System Design

Terms

Data Tool - Any software component, usually open-source, used for processing, storing, or recording data. Examples may include Kafka, Flink, Spark, Beam, NiFi, Arroyo, Airflow, or others.
Dataset - A set of connected data objects, intended to be used/processed as a unit. A dataset may be bounded or unbounded.
Pipeline - A series of operations performed on a dataset. A pipeline may be cyclic or acyclic and may connect to other data pipelines.
Stage - A single operation contained in a data pipeline.

Rationale

The Data Pipeline Engine (DPE) was conceived from a set of pain points encountered by Raft over years of working with different organizations. Those pain points will be covered later, but to start with, a number of functional and non-functional requirements were established to guide development. They are:

The solution should be deployed closely within SDL, utilizing as much of the current stack as possible. This should include things like:
- Existing infrastructure like Kafka, MinIO, etc.
- Existing SDL core concepts like Datasets and Datasources.
- Kubernetes primitives, potentially including Kubernetes Operator-like capacities
The solution should provide a pathway to integration with the SDL Data Catalog for 'closed-loop' data pipelines that contribute new datasets to the catalog.

Multiple data tools may be involved in projects

This may not be true for small, very focused, or greenfield projects, where technology selection is limited to a small set of engineers. However, as new engineers onboard to a project, new user requirements come up that weren’t accounted for in the original design, or technological best practices evolve, this ceases to be the case. It is assumed that nearly all data-heavy, successful projects evolve to the point where multiple data tools are used for processing.

The proliferation of data tools in recent years is with good reason. At sufficient scales of data or system complexity (many times at lower thresholds than you may think) minor design decisions between different data tools become apparent-Kafka Streams may be preferable to Airflow, or Flink over Beam, etc. Data engineers should then understand to operate in these conditions.

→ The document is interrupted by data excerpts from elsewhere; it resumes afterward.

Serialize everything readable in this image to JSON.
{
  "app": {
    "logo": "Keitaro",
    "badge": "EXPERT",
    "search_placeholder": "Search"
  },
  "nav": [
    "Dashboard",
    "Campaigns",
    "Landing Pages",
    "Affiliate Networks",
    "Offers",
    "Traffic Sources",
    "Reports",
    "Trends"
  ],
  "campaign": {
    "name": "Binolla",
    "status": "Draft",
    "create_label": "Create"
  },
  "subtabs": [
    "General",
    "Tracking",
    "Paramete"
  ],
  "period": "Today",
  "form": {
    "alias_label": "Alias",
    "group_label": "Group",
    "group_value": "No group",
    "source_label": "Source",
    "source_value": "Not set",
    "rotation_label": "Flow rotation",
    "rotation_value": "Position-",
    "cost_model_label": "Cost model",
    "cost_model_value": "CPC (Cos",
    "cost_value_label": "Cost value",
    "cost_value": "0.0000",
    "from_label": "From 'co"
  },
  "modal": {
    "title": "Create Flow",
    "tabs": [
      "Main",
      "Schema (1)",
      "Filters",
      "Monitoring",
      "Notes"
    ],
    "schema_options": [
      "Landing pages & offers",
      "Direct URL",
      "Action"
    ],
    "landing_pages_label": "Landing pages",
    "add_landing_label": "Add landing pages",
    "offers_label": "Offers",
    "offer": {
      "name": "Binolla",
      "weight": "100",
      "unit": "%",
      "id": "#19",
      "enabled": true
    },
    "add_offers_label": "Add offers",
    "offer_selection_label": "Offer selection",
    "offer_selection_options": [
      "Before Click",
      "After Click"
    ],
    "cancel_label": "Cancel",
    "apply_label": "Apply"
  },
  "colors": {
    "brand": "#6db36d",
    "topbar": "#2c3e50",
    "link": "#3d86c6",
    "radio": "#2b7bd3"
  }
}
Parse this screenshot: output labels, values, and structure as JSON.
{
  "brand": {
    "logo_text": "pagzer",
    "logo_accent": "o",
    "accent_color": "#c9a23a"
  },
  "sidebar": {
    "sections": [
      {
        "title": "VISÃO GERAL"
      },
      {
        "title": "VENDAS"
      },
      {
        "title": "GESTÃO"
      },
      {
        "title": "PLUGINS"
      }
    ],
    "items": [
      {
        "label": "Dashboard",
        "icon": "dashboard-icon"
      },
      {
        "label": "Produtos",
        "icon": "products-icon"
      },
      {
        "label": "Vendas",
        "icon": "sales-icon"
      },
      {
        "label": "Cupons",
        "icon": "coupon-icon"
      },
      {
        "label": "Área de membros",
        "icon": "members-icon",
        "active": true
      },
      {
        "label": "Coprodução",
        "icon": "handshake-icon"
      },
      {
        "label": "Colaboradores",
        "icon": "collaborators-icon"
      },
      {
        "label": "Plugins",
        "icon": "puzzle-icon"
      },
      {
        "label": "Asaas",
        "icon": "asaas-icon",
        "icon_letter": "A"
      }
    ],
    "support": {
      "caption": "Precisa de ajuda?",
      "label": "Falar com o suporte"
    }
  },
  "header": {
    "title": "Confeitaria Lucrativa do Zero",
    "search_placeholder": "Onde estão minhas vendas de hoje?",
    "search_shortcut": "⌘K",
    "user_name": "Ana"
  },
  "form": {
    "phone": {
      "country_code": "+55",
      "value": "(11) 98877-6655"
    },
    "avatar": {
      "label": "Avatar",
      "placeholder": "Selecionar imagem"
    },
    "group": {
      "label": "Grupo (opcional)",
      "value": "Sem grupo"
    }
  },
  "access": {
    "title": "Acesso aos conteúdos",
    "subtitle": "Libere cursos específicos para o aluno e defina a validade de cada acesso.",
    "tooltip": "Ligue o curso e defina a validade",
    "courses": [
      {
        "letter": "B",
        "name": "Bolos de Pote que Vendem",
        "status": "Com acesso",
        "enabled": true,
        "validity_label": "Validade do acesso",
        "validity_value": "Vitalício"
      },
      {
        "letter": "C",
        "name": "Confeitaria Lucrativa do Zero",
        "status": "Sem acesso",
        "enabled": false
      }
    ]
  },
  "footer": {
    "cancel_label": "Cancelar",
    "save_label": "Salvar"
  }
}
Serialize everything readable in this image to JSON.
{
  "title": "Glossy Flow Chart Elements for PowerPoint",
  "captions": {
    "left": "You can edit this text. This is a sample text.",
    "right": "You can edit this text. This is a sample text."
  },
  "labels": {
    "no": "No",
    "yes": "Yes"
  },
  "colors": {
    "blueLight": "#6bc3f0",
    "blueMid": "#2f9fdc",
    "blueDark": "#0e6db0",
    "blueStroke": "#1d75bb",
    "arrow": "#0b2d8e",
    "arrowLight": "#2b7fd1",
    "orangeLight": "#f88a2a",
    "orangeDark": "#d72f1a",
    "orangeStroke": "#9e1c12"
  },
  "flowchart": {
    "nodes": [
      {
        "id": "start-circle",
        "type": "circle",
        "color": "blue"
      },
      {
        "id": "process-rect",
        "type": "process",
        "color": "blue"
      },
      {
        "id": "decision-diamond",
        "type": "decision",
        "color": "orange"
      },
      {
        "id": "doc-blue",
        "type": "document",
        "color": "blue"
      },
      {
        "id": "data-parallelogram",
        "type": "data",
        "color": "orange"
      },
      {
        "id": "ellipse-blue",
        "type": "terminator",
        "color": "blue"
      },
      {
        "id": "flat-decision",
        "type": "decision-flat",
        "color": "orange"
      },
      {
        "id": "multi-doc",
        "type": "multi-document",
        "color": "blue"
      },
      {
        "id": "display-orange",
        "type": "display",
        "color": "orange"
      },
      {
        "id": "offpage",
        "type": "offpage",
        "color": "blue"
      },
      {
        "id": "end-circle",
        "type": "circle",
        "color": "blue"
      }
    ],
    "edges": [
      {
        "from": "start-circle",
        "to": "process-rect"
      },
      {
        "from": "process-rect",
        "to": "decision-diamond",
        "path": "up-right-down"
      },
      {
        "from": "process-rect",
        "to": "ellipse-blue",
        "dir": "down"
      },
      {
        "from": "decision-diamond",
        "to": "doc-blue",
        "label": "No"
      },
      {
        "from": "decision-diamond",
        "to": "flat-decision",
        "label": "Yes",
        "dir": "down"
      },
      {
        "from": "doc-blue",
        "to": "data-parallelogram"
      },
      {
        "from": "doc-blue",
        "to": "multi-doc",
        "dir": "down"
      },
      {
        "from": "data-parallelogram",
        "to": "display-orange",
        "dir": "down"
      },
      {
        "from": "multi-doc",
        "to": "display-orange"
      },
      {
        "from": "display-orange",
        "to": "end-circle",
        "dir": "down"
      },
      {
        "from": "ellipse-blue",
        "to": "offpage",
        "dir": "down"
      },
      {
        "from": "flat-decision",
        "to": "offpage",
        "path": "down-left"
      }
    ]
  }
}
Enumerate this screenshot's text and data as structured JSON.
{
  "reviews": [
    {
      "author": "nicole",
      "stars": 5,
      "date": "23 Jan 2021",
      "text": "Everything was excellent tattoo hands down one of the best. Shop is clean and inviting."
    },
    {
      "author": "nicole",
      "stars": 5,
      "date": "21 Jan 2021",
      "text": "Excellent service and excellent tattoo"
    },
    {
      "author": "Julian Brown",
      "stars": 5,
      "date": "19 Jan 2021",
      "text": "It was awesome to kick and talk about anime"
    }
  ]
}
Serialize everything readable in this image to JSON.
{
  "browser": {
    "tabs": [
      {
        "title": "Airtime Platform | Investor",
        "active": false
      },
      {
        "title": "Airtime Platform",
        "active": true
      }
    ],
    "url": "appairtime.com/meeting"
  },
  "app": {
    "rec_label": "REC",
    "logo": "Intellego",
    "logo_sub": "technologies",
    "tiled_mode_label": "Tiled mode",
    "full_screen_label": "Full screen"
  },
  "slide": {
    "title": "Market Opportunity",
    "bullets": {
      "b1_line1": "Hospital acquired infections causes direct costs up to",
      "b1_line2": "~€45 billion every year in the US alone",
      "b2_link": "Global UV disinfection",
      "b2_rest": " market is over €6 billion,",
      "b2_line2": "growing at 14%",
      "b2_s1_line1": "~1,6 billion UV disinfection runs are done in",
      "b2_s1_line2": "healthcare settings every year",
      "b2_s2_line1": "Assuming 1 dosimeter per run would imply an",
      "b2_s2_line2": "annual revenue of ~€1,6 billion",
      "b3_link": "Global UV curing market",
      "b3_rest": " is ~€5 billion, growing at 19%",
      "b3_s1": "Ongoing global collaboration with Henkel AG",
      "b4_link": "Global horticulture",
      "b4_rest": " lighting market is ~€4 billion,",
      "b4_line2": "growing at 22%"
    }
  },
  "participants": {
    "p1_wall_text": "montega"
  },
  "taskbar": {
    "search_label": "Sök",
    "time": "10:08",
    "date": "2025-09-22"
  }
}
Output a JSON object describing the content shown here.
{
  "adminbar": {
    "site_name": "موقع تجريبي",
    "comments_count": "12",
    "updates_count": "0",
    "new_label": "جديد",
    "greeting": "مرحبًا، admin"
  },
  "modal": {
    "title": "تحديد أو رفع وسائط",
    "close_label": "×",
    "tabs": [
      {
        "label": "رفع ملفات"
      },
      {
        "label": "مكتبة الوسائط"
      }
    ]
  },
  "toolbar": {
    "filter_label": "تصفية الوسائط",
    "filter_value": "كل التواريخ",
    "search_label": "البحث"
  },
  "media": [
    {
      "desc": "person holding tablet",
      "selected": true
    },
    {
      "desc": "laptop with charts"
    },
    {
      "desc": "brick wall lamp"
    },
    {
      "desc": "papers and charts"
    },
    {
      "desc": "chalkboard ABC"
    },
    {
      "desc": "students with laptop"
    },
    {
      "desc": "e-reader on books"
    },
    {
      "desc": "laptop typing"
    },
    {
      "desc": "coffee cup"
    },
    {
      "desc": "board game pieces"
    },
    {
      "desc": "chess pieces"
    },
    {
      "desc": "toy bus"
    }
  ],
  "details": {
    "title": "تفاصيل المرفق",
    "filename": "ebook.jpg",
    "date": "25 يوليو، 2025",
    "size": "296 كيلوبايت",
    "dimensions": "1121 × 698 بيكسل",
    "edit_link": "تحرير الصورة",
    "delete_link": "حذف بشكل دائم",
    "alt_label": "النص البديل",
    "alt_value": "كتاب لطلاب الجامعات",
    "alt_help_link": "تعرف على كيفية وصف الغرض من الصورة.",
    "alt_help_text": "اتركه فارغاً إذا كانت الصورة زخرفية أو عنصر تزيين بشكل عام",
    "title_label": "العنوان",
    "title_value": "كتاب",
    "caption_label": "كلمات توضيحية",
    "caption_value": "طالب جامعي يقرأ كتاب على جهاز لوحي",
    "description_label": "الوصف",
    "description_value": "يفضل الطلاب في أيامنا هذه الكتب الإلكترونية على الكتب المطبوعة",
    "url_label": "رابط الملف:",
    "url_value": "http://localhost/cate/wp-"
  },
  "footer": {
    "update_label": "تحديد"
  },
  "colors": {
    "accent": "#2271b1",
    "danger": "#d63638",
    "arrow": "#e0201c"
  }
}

In this light, in designing the technical stack for a new system, architects have three options for visualizing, managing, and deploying data pipelines:

Mandate that only a single data tool is used. It should be apparent that this option has signficant drawbacks, including being tethered to a single data tool/community and the ability of that data tool to encompass all current and future use cases.
Accept (implicitly or explicitly) that multiple data tools will be used, but don’t plan for a way to deal with that consequence. Projects architected with this option are typically characterized by disorganized or fragemented deployment processes, delays in implementing conceptually simple changes that affect multiple tools, and a complete inability to visualize or manage these complex data flows without manual methods (ex. hand-drawn architecture diagrams).
Explicitly accept this eventuality, but plan for the consequences, including how to deploy, visualize, monitor, and update data pipelines encoded in multiple tools.

Pain Points

The following pain points inform much of the core functionality of SDL Data Pipelines.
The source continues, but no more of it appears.